Undeterred, the team sequenced the children’s PNKP gene, the critical gene altered in MCSZ.  Both Addison and Brooks had mutations, in both copies of the gene. But one of these mutations had not been seen before, and since it didn’t wipe out the function of the gene, the team simply could not be sure that Addison and Brooks had MCSZ.

The phone call

Brooks’s condition worsened.  His seizures were uncontrolled.  He was in intensive care every other week. And in the chaos, the Lennons learned that they were expecting another child.

The Lennons found themselves in a Catch-22. To knowingly bring another child into the world with this genetic condition was unthinkable to them. However, they would not terminate the pregnancy unless they were sure that their future child would have the disease.

Kari’s obstetrician urged the family to reach out one more time to the Walsh team.  Perhaps they had identified the cause of their children’s microcephaly. “My husband sent an email from the car after we meet with her,” Kari recalls. “We heard back from Brenda Barry with the Walsh Lab the next morning asking to speak with us that evening as they did have news to share with us.”

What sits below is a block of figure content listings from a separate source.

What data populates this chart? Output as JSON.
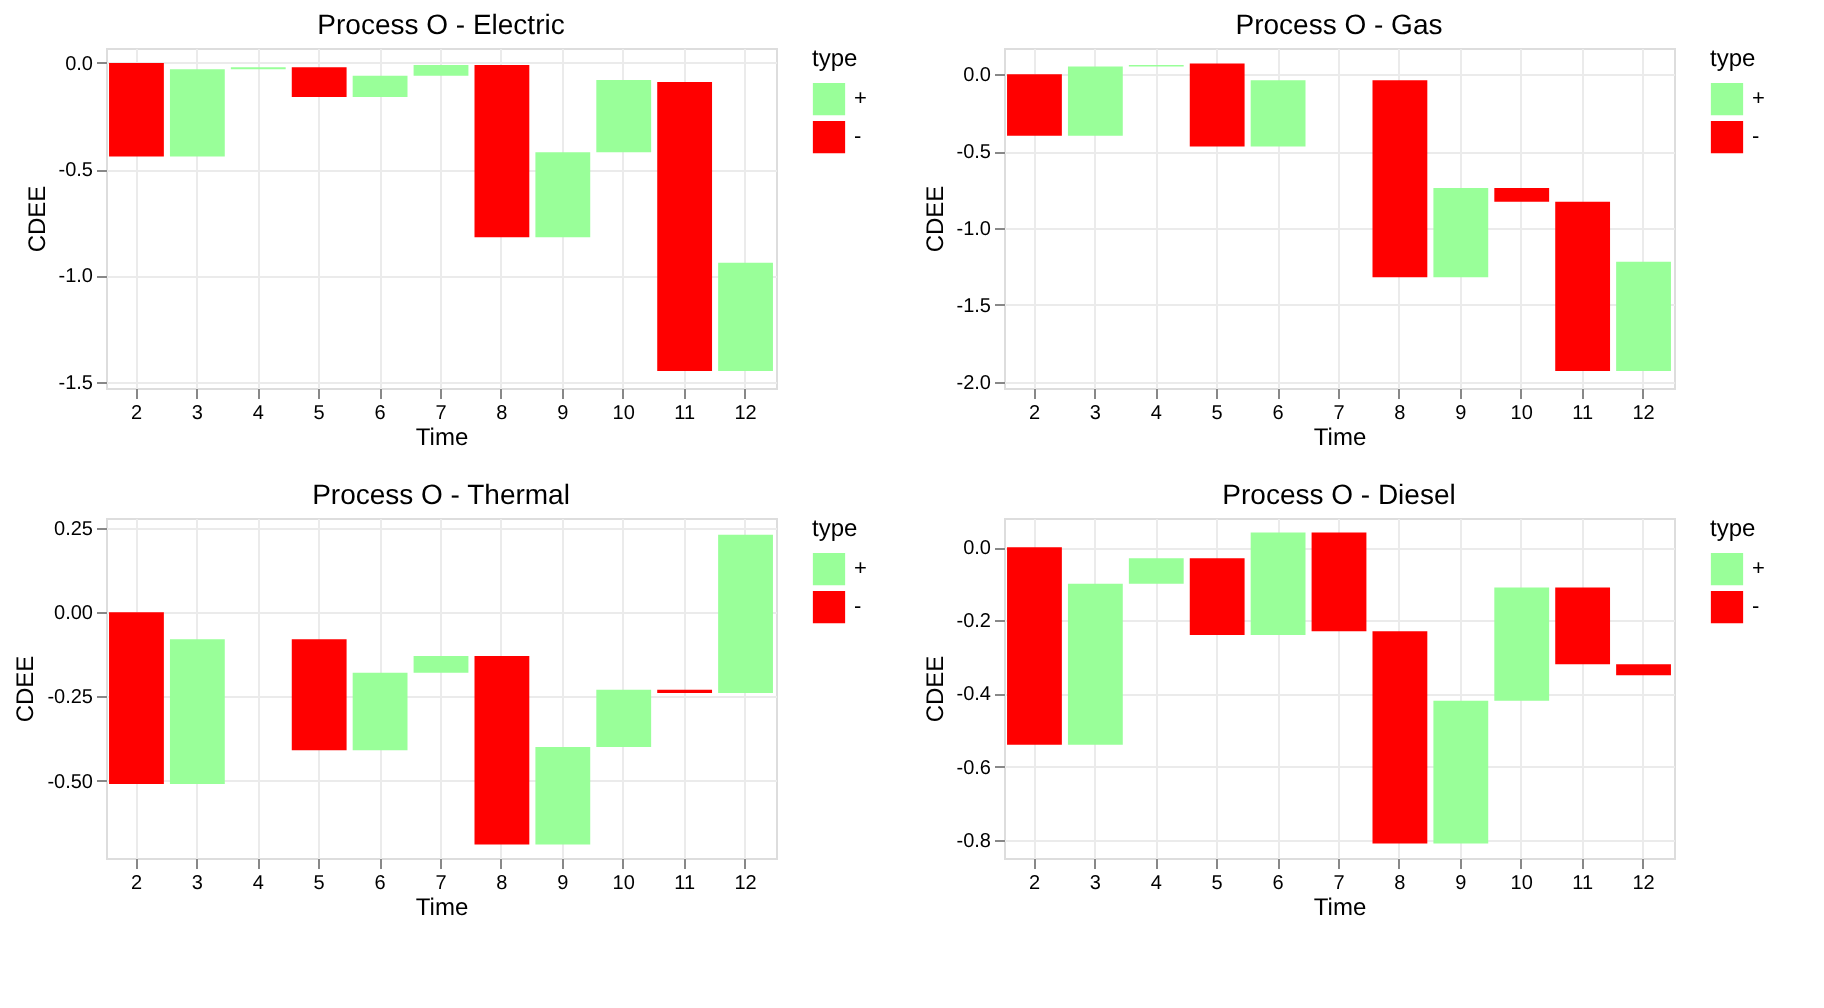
{
  "chart_data": [
    {
      "type": "bar",
      "title": "Process O - Electric",
      "xlabel": "Time",
      "ylabel": "CDEE",
      "legend_title": "type",
      "legend": "right",
      "grid": true,
      "categories": [
        "2",
        "3",
        "4",
        "5",
        "6",
        "7",
        "8",
        "9",
        "10",
        "11",
        "12"
      ],
      "series": [
        {
          "name": "+",
          "color": "#99ff99",
          "base": [
            null,
            -0.44,
            -0.03,
            null,
            -0.16,
            -0.06,
            null,
            -0.82,
            -0.42,
            null,
            -1.45
          ],
          "values": [
            null,
            0.41,
            0.01,
            null,
            0.1,
            0.05,
            null,
            0.4,
            0.34,
            null,
            0.51
          ]
        },
        {
          "name": "-",
          "color": "#ff0000",
          "base": [
            0,
            null,
            null,
            -0.02,
            null,
            null,
            -0.01,
            null,
            null,
            -0.09,
            null
          ],
          "values": [
            -0.44,
            null,
            null,
            -0.14,
            null,
            null,
            -0.81,
            null,
            null,
            -1.36,
            null
          ]
        }
      ],
      "ylim": [
        -1.53,
        0.07
      ],
      "yticks": [
        {
          "value": 0,
          "label": "0.0"
        },
        {
          "value": -0.5,
          "label": "-0.5"
        },
        {
          "value": -1,
          "label": "-1.0"
        },
        {
          "value": -1.5,
          "label": "-1.5"
        }
      ]
    },
    {
      "type": "bar",
      "title": "Process O - Gas",
      "xlabel": "Time",
      "ylabel": "CDEE",
      "legend_title": "type",
      "legend": "right",
      "grid": true,
      "categories": [
        "2",
        "3",
        "4",
        "5",
        "6",
        "7",
        "8",
        "9",
        "10",
        "11",
        "12"
      ],
      "series": [
        {
          "name": "+",
          "color": "#99ff99",
          "base": [
            null,
            -0.4,
            0.05,
            null,
            -0.47,
            null,
            null,
            -1.32,
            null,
            null,
            -1.93
          ],
          "values": [
            null,
            0.45,
            0.01,
            null,
            0.43,
            null,
            null,
            0.58,
            null,
            null,
            0.71
          ]
        },
        {
          "name": "-",
          "color": "#ff0000",
          "base": [
            0,
            null,
            null,
            0.07,
            null,
            null,
            -0.04,
            null,
            -0.74,
            -0.83,
            null
          ],
          "values": [
            -0.4,
            null,
            null,
            -0.54,
            null,
            null,
            -1.28,
            null,
            -0.09,
            -1.1,
            null
          ]
        }
      ],
      "ylim": [
        -2.04,
        0.17
      ],
      "yticks": [
        {
          "value": 0,
          "label": "0.0"
        },
        {
          "value": -0.5,
          "label": "-0.5"
        },
        {
          "value": -1,
          "label": "-1.0"
        },
        {
          "value": -1.5,
          "label": "-1.5"
        },
        {
          "value": -2,
          "label": "-2.0"
        }
      ]
    },
    {
      "type": "bar",
      "title": "Process O - Thermal",
      "xlabel": "Time",
      "ylabel": "CDEE",
      "legend_title": "type",
      "legend": "right",
      "grid": true,
      "categories": [
        "2",
        "3",
        "4",
        "5",
        "6",
        "7",
        "8",
        "9",
        "10",
        "11",
        "12"
      ],
      "series": [
        {
          "name": "+",
          "color": "#99ff99",
          "base": [
            null,
            -0.51,
            null,
            null,
            -0.41,
            -0.18,
            null,
            -0.69,
            -0.4,
            null,
            -0.24
          ],
          "values": [
            null,
            0.43,
            null,
            null,
            0.23,
            0.05,
            null,
            0.29,
            0.17,
            null,
            0.47
          ]
        },
        {
          "name": "-",
          "color": "#ff0000",
          "base": [
            0,
            null,
            null,
            -0.08,
            null,
            null,
            -0.13,
            null,
            null,
            -0.23,
            null
          ],
          "values": [
            -0.51,
            null,
            null,
            -0.33,
            null,
            null,
            -0.56,
            null,
            null,
            -0.01,
            null
          ]
        }
      ],
      "ylim": [
        -0.73,
        0.28
      ],
      "yticks": [
        {
          "value": 0.25,
          "label": "0.25"
        },
        {
          "value": 0,
          "label": "0.00"
        },
        {
          "value": -0.25,
          "label": "-0.25"
        },
        {
          "value": -0.5,
          "label": "-0.50"
        }
      ]
    },
    {
      "type": "bar",
      "title": "Process O - Diesel",
      "xlabel": "Time",
      "ylabel": "CDEE",
      "legend_title": "type",
      "legend": "right",
      "grid": true,
      "categories": [
        "2",
        "3",
        "4",
        "5",
        "6",
        "7",
        "8",
        "9",
        "10",
        "11",
        "12"
      ],
      "series": [
        {
          "name": "+",
          "color": "#99ff99",
          "base": [
            null,
            -0.54,
            -0.1,
            null,
            -0.24,
            null,
            null,
            -0.81,
            -0.42,
            null,
            null
          ],
          "values": [
            null,
            0.44,
            0.07,
            null,
            0.28,
            null,
            null,
            0.39,
            0.31,
            null,
            null
          ]
        },
        {
          "name": "-",
          "color": "#ff0000",
          "base": [
            0,
            null,
            null,
            -0.03,
            null,
            0.04,
            -0.23,
            null,
            null,
            -0.11,
            -0.32
          ],
          "values": [
            -0.54,
            null,
            null,
            -0.21,
            null,
            -0.27,
            -0.58,
            null,
            null,
            -0.21,
            -0.03
          ]
        }
      ],
      "ylim": [
        -0.85,
        0.08
      ],
      "yticks": [
        {
          "value": 0,
          "label": "0.0"
        },
        {
          "value": -0.2,
          "label": "-0.2"
        },
        {
          "value": -0.4,
          "label": "-0.4"
        },
        {
          "value": -0.6,
          "label": "-0.6"
        },
        {
          "value": -0.8,
          "label": "-0.8"
        }
      ]
    }
  ]
}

Just weeks before, the team had completed biochemical studies on cells derived from Addison and Brooks, and they now had evidence confirming that the two had MCSZ.  Eleven weeks into Kari’s pregnancy, the growing fetus was tested and found to be free of the MCSZ mutations its siblings had.

The Lennons’ MCSZ, so rare, could only be detected by studying large families with shared ancestry on the other side of the world. One of the two MCSZ mutations that Addison and Brooks each carried had been previously identified in the Walsh lab’s studies of Middle Eastern families.
“We never would have found this gene in the U.S.,” says Walsh.  “We needed to go over to the Middle East to make a difference here.”

Amazing Grace

The day the Lennons’ new baby was born, they sent an email to the Boston Children’s clinic, announcing that she would be named Grace Gilmore, in part for the neurologist on the Walsh team, and expressing their gratitude for a healthy baby.

“I cannot remember a better day since I became a doctor,” says Walsh.  “For a geneticist, this is as good as it gets.”

And Kari Lennon, knowing what is behind her children’s condition, can finally sleep at night.  “We are so lucky,” she says.  “They have just given us the biggest gifts in the world.  A diagnosis for Addison and Brooks and a baby that is healthy.”